Her tüketim metasının bu kadar yönlendirilmiyor olması, bireylerin beslenmesinden alışkanlıklarına dek her şeyi kontrol altına alma çabasını anlamlandırmayı gerçekten zorlaştırıyor.
Sağlık uzmanları, genellikle şeker tüketiminin azaltılması ile alakalı daha fazla çaba harcanmasında fikir birliğinde iken, birçok sağlık uzmanı ve bilim insanı yine de günlük enerji ihtiyacının ciddi bir kısmını sağlayan şekere karşı açılan bu savaşı haklı olarak anlamsız bulmakta.

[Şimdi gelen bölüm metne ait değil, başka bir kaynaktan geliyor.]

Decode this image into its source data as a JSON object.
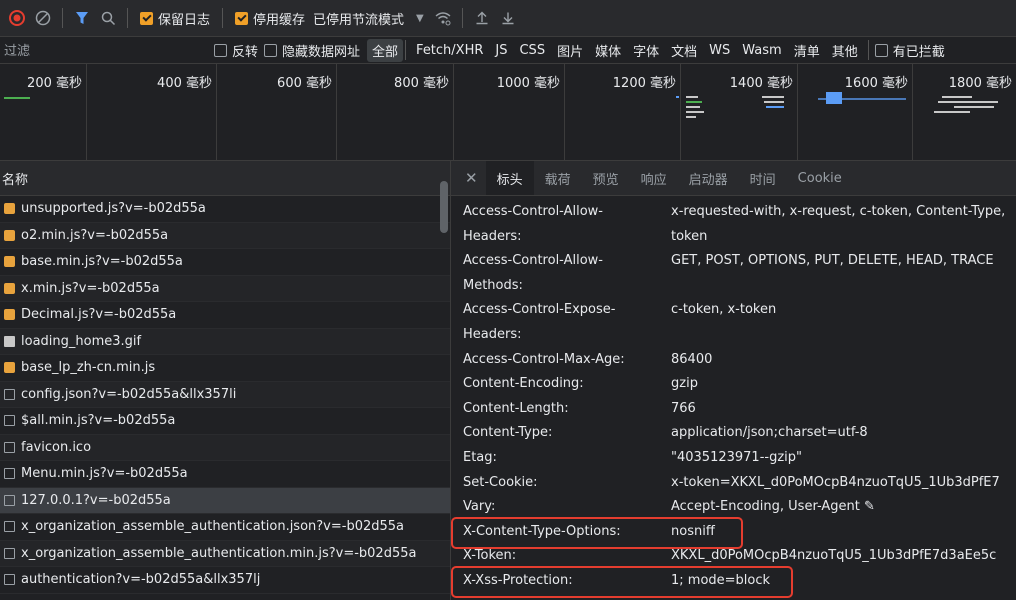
{
  "toolbar": {
    "preserve_log": "保留日志",
    "disable_cache": "停用缓存",
    "throttling": "已停用节流模式"
  },
  "filter": {
    "placeholder": "过滤",
    "invert": "反转",
    "hide_data_urls": "隐藏数据网址",
    "types": [
      "全部",
      "Fetch/XHR",
      "JS",
      "CSS",
      "图片",
      "媒体",
      "字体",
      "文档",
      "WS",
      "Wasm",
      "清单",
      "其他"
    ],
    "blocked": "有已拦截"
  },
  "timeline": {
    "ticks": [
      "200 毫秒",
      "400 毫秒",
      "600 毫秒",
      "800 毫秒",
      "1000 毫秒",
      "1200 毫秒",
      "1400 毫秒",
      "1600 毫秒",
      "1800 毫秒"
    ]
  },
  "requests": {
    "header": "名称",
    "items": [
      {
        "name": "unsupported.js?v=-b02d55a",
        "type": "script"
      },
      {
        "name": "o2.min.js?v=-b02d55a",
        "type": "script"
      },
      {
        "name": "base.min.js?v=-b02d55a",
        "type": "script"
      },
      {
        "name": "x.min.js?v=-b02d55a",
        "type": "script"
      },
      {
        "name": "Decimal.js?v=-b02d55a",
        "type": "script"
      },
      {
        "name": "loading_home3.gif",
        "type": "image"
      },
      {
        "name": "base_lp_zh-cn.min.js",
        "type": "script"
      },
      {
        "name": "config.json?v=-b02d55a&llx357li",
        "type": "doc"
      },
      {
        "name": "$all.min.js?v=-b02d55a",
        "type": "doc"
      },
      {
        "name": "favicon.ico",
        "type": "doc"
      },
      {
        "name": "Menu.min.js?v=-b02d55a",
        "type": "doc"
      },
      {
        "name": "127.0.0.1?v=-b02d55a",
        "type": "doc",
        "selected": true
      },
      {
        "name": "x_organization_assemble_authentication.json?v=-b02d55a",
        "type": "doc"
      },
      {
        "name": "x_organization_assemble_authentication.min.js?v=-b02d55a",
        "type": "doc"
      },
      {
        "name": "authentication?v=-b02d55a&llx357lj",
        "type": "doc"
      }
    ]
  },
  "detail": {
    "tabs": [
      "标头",
      "载荷",
      "预览",
      "响应",
      "启动器",
      "时间",
      "Cookie"
    ],
    "active_tab": "标头",
    "headers": [
      {
        "name": "Access-Control-Allow-",
        "value": "x-requested-with, x-request, c-token, Content-Type,"
      },
      {
        "name": "Headers:",
        "value": "token"
      },
      {
        "name": "Access-Control-Allow-",
        "value": "GET, POST, OPTIONS, PUT, DELETE, HEAD, TRACE"
      },
      {
        "name": "Methods:",
        "value": ""
      },
      {
        "name": "Access-Control-Expose-",
        "value": "c-token, x-token"
      },
      {
        "name": "Headers:",
        "value": ""
      },
      {
        "name": "Access-Control-Max-Age:",
        "value": "86400"
      },
      {
        "name": "Content-Encoding:",
        "value": "gzip"
      },
      {
        "name": "Content-Length:",
        "value": "766"
      },
      {
        "name": "Content-Type:",
        "value": "application/json;charset=utf-8"
      },
      {
        "name": "Etag:",
        "value": "\"4035123971--gzip\""
      },
      {
        "name": "Set-Cookie:",
        "value": "x-token=XKXL_d0PoMOcpB4nzuoTqU5_1Ub3dPfE7"
      },
      {
        "name": "Vary:",
        "value": "Accept-Encoding, User-Agent ✎"
      },
      {
        "name": "X-Content-Type-Options:",
        "value": "nosniff",
        "highlight": true
      },
      {
        "name": "X-Token:",
        "value": "XKXL_d0PoMOcpB4nzuoTqU5_1Ub3dPfE7d3aEe5c"
      },
      {
        "name": "X-Xss-Protection:",
        "value": "1; mode=block",
        "highlight": true
      }
    ]
  },
  "colors": {
    "accent_checkbox": "#f0a028",
    "record": "#e53d2f",
    "filter_icon": "#5b9cf5",
    "highlight_box": "#e53d2f"
  }
}
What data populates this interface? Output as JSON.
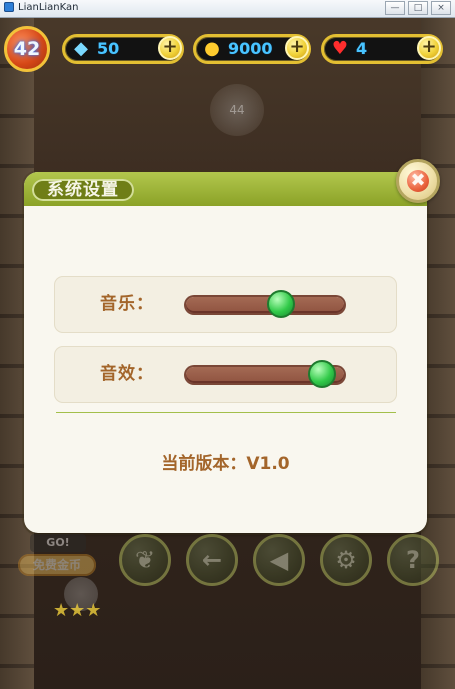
{
  "window": {
    "title": "LianLianKan",
    "minimize_label": "—",
    "maximize_label": "□",
    "close_label": "×"
  },
  "hud": {
    "level": "42",
    "gems": "50",
    "coins": "9000",
    "lives": "4",
    "plus_symbol": "+"
  },
  "background": {
    "hint_value": "44"
  },
  "dialog": {
    "title": "系统设置",
    "music_label": "音乐：",
    "sound_label": "音效：",
    "music_level": 0.6,
    "sound_level": 0.86,
    "version_text": "当前版本：V1.0",
    "close_symbol": "✖"
  },
  "bottom": {
    "go_text": "GO!",
    "free_coins_text": "免费金币",
    "stars": "★★★",
    "icons": [
      "leaf-icon",
      "arrow-left-icon",
      "sound-icon",
      "gear-icon",
      "question-icon"
    ]
  }
}
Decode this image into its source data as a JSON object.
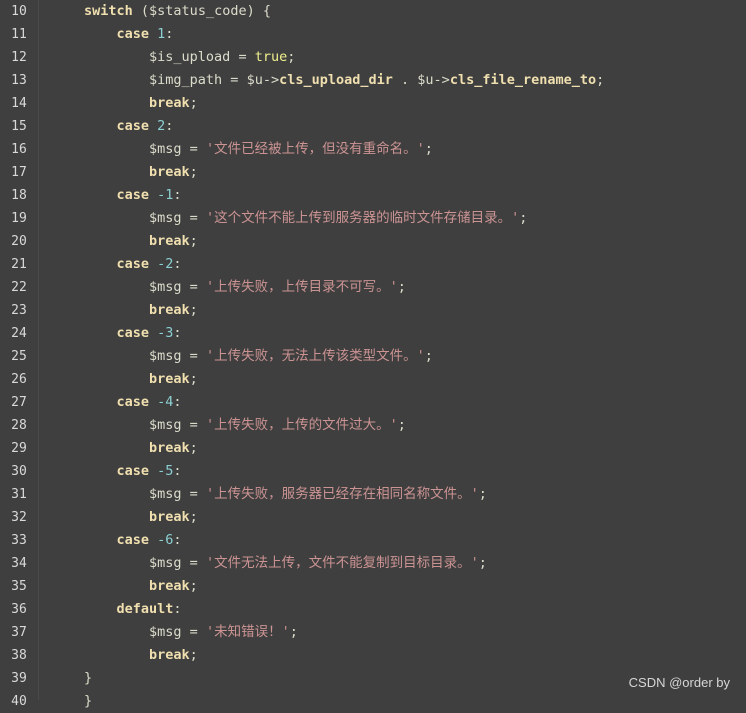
{
  "editor": {
    "lines": [
      {
        "n": "10",
        "segs": [
          [
            "kw",
            "switch"
          ],
          [
            "op",
            " ("
          ],
          [
            "var",
            "$status_code"
          ],
          [
            "op",
            ") {"
          ]
        ]
      },
      {
        "n": "11",
        "segs": [
          [
            "kw",
            "    case "
          ],
          [
            "num",
            "1"
          ],
          [
            "op",
            ":"
          ]
        ]
      },
      {
        "n": "12",
        "segs": [
          [
            "var",
            "        $is_upload"
          ],
          [
            "op",
            " = "
          ],
          [
            "const",
            "true"
          ],
          [
            "op",
            ";"
          ]
        ]
      },
      {
        "n": "13",
        "segs": [
          [
            "var",
            "        $img_path"
          ],
          [
            "op",
            " = "
          ],
          [
            "var",
            "$u"
          ],
          [
            "op",
            "->"
          ],
          [
            "prop",
            "cls_upload_dir"
          ],
          [
            "op",
            " . "
          ],
          [
            "var",
            "$u"
          ],
          [
            "op",
            "->"
          ],
          [
            "prop",
            "cls_file_rename_to"
          ],
          [
            "op",
            ";"
          ]
        ]
      },
      {
        "n": "14",
        "segs": [
          [
            "kw",
            "        break"
          ],
          [
            "op",
            ";"
          ]
        ]
      },
      {
        "n": "15",
        "segs": [
          [
            "kw",
            "    case "
          ],
          [
            "num",
            "2"
          ],
          [
            "op",
            ":"
          ]
        ]
      },
      {
        "n": "16",
        "segs": [
          [
            "var",
            "        $msg"
          ],
          [
            "op",
            " = "
          ],
          [
            "str",
            "'文件已经被上传，但没有重命名。'"
          ],
          [
            "op",
            ";"
          ]
        ]
      },
      {
        "n": "17",
        "segs": [
          [
            "kw",
            "        break"
          ],
          [
            "op",
            ";"
          ]
        ]
      },
      {
        "n": "18",
        "segs": [
          [
            "kw",
            "    case "
          ],
          [
            "num",
            "-1"
          ],
          [
            "op",
            ":"
          ]
        ]
      },
      {
        "n": "19",
        "segs": [
          [
            "var",
            "        $msg"
          ],
          [
            "op",
            " = "
          ],
          [
            "str",
            "'这个文件不能上传到服务器的临时文件存储目录。'"
          ],
          [
            "op",
            ";"
          ]
        ]
      },
      {
        "n": "20",
        "segs": [
          [
            "kw",
            "        break"
          ],
          [
            "op",
            ";"
          ]
        ]
      },
      {
        "n": "21",
        "segs": [
          [
            "kw",
            "    case "
          ],
          [
            "num",
            "-2"
          ],
          [
            "op",
            ":"
          ]
        ]
      },
      {
        "n": "22",
        "segs": [
          [
            "var",
            "        $msg"
          ],
          [
            "op",
            " = "
          ],
          [
            "str",
            "'上传失败，上传目录不可写。'"
          ],
          [
            "op",
            ";"
          ]
        ]
      },
      {
        "n": "23",
        "segs": [
          [
            "kw",
            "        break"
          ],
          [
            "op",
            ";"
          ]
        ]
      },
      {
        "n": "24",
        "segs": [
          [
            "kw",
            "    case "
          ],
          [
            "num",
            "-3"
          ],
          [
            "op",
            ":"
          ]
        ]
      },
      {
        "n": "25",
        "segs": [
          [
            "var",
            "        $msg"
          ],
          [
            "op",
            " = "
          ],
          [
            "str",
            "'上传失败，无法上传该类型文件。'"
          ],
          [
            "op",
            ";"
          ]
        ]
      },
      {
        "n": "26",
        "segs": [
          [
            "kw",
            "        break"
          ],
          [
            "op",
            ";"
          ]
        ]
      },
      {
        "n": "27",
        "segs": [
          [
            "kw",
            "    case "
          ],
          [
            "num",
            "-4"
          ],
          [
            "op",
            ":"
          ]
        ]
      },
      {
        "n": "28",
        "segs": [
          [
            "var",
            "        $msg"
          ],
          [
            "op",
            " = "
          ],
          [
            "str",
            "'上传失败，上传的文件过大。'"
          ],
          [
            "op",
            ";"
          ]
        ]
      },
      {
        "n": "29",
        "segs": [
          [
            "kw",
            "        break"
          ],
          [
            "op",
            ";"
          ]
        ]
      },
      {
        "n": "30",
        "segs": [
          [
            "kw",
            "    case "
          ],
          [
            "num",
            "-5"
          ],
          [
            "op",
            ":"
          ]
        ]
      },
      {
        "n": "31",
        "segs": [
          [
            "var",
            "        $msg"
          ],
          [
            "op",
            " = "
          ],
          [
            "str",
            "'上传失败，服务器已经存在相同名称文件。'"
          ],
          [
            "op",
            ";"
          ]
        ]
      },
      {
        "n": "32",
        "segs": [
          [
            "kw",
            "        break"
          ],
          [
            "op",
            ";"
          ]
        ]
      },
      {
        "n": "33",
        "segs": [
          [
            "kw",
            "    case "
          ],
          [
            "num",
            "-6"
          ],
          [
            "op",
            ":"
          ]
        ]
      },
      {
        "n": "34",
        "segs": [
          [
            "var",
            "        $msg"
          ],
          [
            "op",
            " = "
          ],
          [
            "str",
            "'文件无法上传，文件不能复制到目标目录。'"
          ],
          [
            "op",
            ";"
          ]
        ]
      },
      {
        "n": "35",
        "segs": [
          [
            "kw",
            "        break"
          ],
          [
            "op",
            ";"
          ]
        ]
      },
      {
        "n": "36",
        "segs": [
          [
            "kw",
            "    default"
          ],
          [
            "op",
            ":"
          ]
        ]
      },
      {
        "n": "37",
        "segs": [
          [
            "var",
            "        $msg"
          ],
          [
            "op",
            " = "
          ],
          [
            "str",
            "'未知错误！'"
          ],
          [
            "op",
            ";"
          ]
        ]
      },
      {
        "n": "38",
        "segs": [
          [
            "kw",
            "        break"
          ],
          [
            "op",
            ";"
          ]
        ]
      },
      {
        "n": "39",
        "segs": [
          [
            "op",
            "}"
          ]
        ]
      },
      {
        "n": "40",
        "segs": [
          [
            "op",
            "}"
          ]
        ]
      }
    ]
  },
  "watermark": "CSDN @order by"
}
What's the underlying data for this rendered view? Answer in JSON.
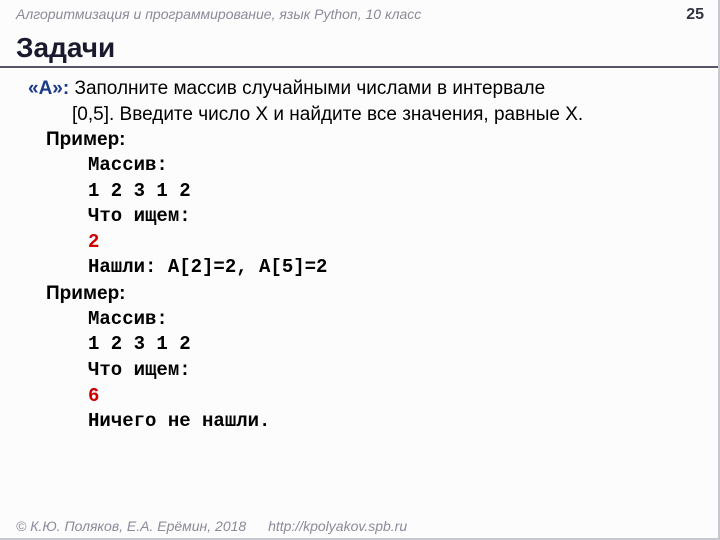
{
  "header": {
    "course": "Алгоритмизация и программирование, язык Python, 10 класс",
    "page": "25"
  },
  "title": "Задачи",
  "task": {
    "label": "«A»:",
    "line1": " Заполните массив случайными числами в интервале",
    "line2": "[0,5]. Введите число X и найдите все значения, равные X."
  },
  "primer_label": "Пример:",
  "ex1": {
    "l1": "Массив:",
    "l2": "1 2 3 1 2",
    "l3": "Что ищем:",
    "l4": "2",
    "l5": "Нашли: A[2]=2, A[5]=2"
  },
  "ex2": {
    "l1": "Массив:",
    "l2": "1 2 3 1 2",
    "l3": "Что ищем:",
    "l4": "6",
    "l5": "Ничего не нашли."
  },
  "footer": {
    "copy": "© К.Ю. Поляков, Е.А. Ерёмин, 2018",
    "url": "http://kpolyakov.spb.ru"
  }
}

Oysa, şeker ve şekerli gıdalara uygulanacak verginin caydırıcı etkisi olmayacağı da apaçık ortada. Hatta tam tersine, bu vergiler yüzünden binlerce kişi işsiz kalabilir, gayri safi hasılaya ciddi bir etkisi olabilir. Çünkü durumu değerlendirecek olursak, ne üretici formülünü değişiyor ne tüketici alım miktarından vazgeçiyor. Dolayısıyla, gereksiz bir vergi alınmış oluyor. Bu vergi ise yine zarar ve israf olarak nitelendirilebilir. Üretim, imalat, dağıtım, perakende ve satın alma aşamalarında uygulanan bu verginin, nihai tüketiciye dek rakamsal değişkenlik gösterse de ulaşım şekli ve miktarı nerede ise aynıdır. Günümüzün tüm şeker eleştirmenleri, vergileri teşvik eden uzmanlar, yarın olabileceklerin de sorumluluğunu almak zorundadır. Etki ve şüphe üzerine kurguyla hareket etmek ve karar almak tamamen hatadır. İnsanların beslenme özgürlüğüne bu derece müdahale etmek, yeni nesli bu fikirlere göre yetiştirmek, bireylerin özgürlüklerine karşı yapılan bu baskı büyük haksızlık ve düzeltilmesi gereken bir yönetim şeklidir. En kısa sürede hükümetlerin şeker ve şekerli gıdalarla ilgili aldıkları karardan dönmeleri, gereksiz bir kaynak olarak planlanan şeker vergilerinden vazgeçilmesi gerekmektedir.
2 yorum
Birey yaşamını vergilerle bir yola sokmaya çalışma çok yanlış ve tutmaz. Ayrıca, iktidar devletin gelirini artırmak için çeşitli alanlarda yeni vergiler koymakta, var olan vergilerin oranlarını artırmakta. Ülke vergi cehennemine döndü. Çalışanlar, daha aylığını alırken vergilerini ödüyor, bununla kalmıyor tüketirken de vergiler ödüyor. Aylığın en az yarısı vergiye gidiyor. Buna karşılık yurttaş ne kazanıyor? Hiçbir şey. Artan vergilere karşın bütçe açıkları büyüyüp duruyor. Gelsin yeni vergiler…
Hükümetin derdi bizim sağlığımız değil, onu bahane ederek yeni bir vergi kalemi oluşturmak.